Nobody has attempted to explain how one can obtain 90 degrees of a
1/4WL antenna on 4 MHz using a ten foot (15 degree) whip. That is
one hell of a velocity factor. If the bottom-loading coil really
occupies zero degrees, then the ten foot whip would be forced to
occupy 90 degrees. That is so impossible as to be laughable.

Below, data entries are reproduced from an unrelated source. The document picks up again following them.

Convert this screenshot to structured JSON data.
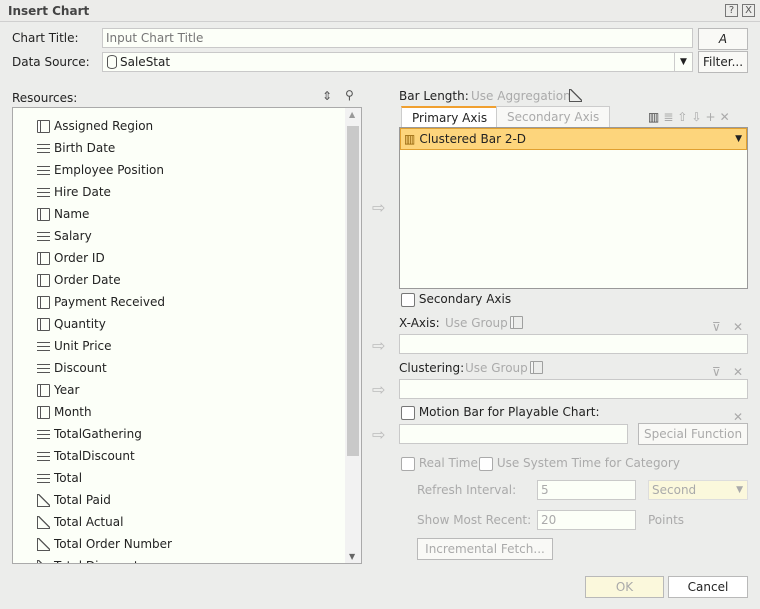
{
  "dialog": {
    "title": "Insert Chart",
    "help_icon": "?",
    "close_icon": "X"
  },
  "chart_title": {
    "label": "Chart Title:",
    "placeholder": "Input Chart Title",
    "format_button": "A"
  },
  "data_source": {
    "label": "Data Source:",
    "value": "SaleStat",
    "filter_button": "Filter..."
  },
  "resources": {
    "label": "Resources:",
    "items": [
      {
        "label": "Assigned Region",
        "icon": "table"
      },
      {
        "label": "Birth Date",
        "icon": "field"
      },
      {
        "label": "Employee Position",
        "icon": "field"
      },
      {
        "label": "Hire Date",
        "icon": "field"
      },
      {
        "label": "Name",
        "icon": "table"
      },
      {
        "label": "Salary",
        "icon": "field"
      },
      {
        "label": "Order ID",
        "icon": "table"
      },
      {
        "label": "Order Date",
        "icon": "table"
      },
      {
        "label": "Payment Received",
        "icon": "table"
      },
      {
        "label": "Quantity",
        "icon": "table"
      },
      {
        "label": "Unit Price",
        "icon": "field"
      },
      {
        "label": "Discount",
        "icon": "field"
      },
      {
        "label": "Year",
        "icon": "table"
      },
      {
        "label": "Month",
        "icon": "table"
      },
      {
        "label": "TotalGathering",
        "icon": "field"
      },
      {
        "label": "TotalDiscount",
        "icon": "field"
      },
      {
        "label": "Total",
        "icon": "field"
      },
      {
        "label": "Total Paid",
        "icon": "agg"
      },
      {
        "label": "Total Actual",
        "icon": "agg"
      },
      {
        "label": "Total Order Number",
        "icon": "agg"
      },
      {
        "label": "Total Discount",
        "icon": "agg"
      }
    ]
  },
  "bar_length": {
    "label": "Bar Length:",
    "hint": "Use Aggregation"
  },
  "tabs": [
    {
      "label": "Primary Axis",
      "active": true
    },
    {
      "label": "Secondary Axis",
      "active": false
    }
  ],
  "chart_type": {
    "value": "Clustered Bar 2-D",
    "accent": "#fdd57c"
  },
  "secondary_axis": {
    "label": "Secondary Axis",
    "checked": false
  },
  "x_axis": {
    "label": "X-Axis:",
    "hint": "Use Group"
  },
  "clustering": {
    "label": "Clustering:",
    "hint": "Use Group"
  },
  "motion_bar": {
    "label": "Motion Bar for Playable Chart:",
    "checked": false,
    "special_button": "Special Function"
  },
  "real_time": {
    "label": "Real Time",
    "checked": false,
    "system_time_label": "Use System Time for Category",
    "refresh_label": "Refresh Interval:",
    "refresh_value": "5",
    "unit": "Second",
    "recent_label": "Show Most Recent:",
    "recent_value": "20",
    "points": "Points",
    "fetch_button": "Incremental Fetch..."
  },
  "footer": {
    "ok": "OK",
    "cancel": "Cancel"
  }
}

The notion that a coil replaces some sizable portion of the total
phase shift in an antenna has been shown to be incorrect. Experiments
reported by Roy and Tom R. convincingly demonstrate the phase shift
behavior of coils.



The total current undergoes virtually no phase shift since it is a
standing wave. That's in the textbooks and nobody is arguing that
point so it's just another straw man.

It's the forward current and reflected current that is undergoing a
phase shift through the coil just like they do on a wire standing-
wave antenna. Nobody has measured those two current components so
the jury is still out on that subject. There is no argument about
the phase of the total current that Roy and Tom measured. Please,
there are enough arguments already without having to introduce
straw men.

If you will look at my phasor diagrams of forward and reflected
currents at:

http://www.qsl.net/w5dxp/current.htm

you will see that the phase of the total current is exactly the same
in both cases. That's the phase that Roy measured. Since it is a
standing wave current, the phase of the standing-wave current is almost
constant. It is the magnitude of the standing-wave current that
changes and it changes as a cosine function of electrical length
in degrees. The coil has an electrical length in degrees. That's
what causes the current to be different at the bottom and at the
top in a 1/4WL antenna. Assuming the phase shift from the feedpoint
current to the tip of the antenna is 90 degrees, if an accurate
measurement of the current at the top and bottom of a bottom-loaded
antenna coil is made, the number of degrees occupied by the coil can
be calculated from

arccos(Itop/Ibottom)

just as it can be calculated between two points on a wire. This
assumes that Ibottom is an Imax point on the standing wave.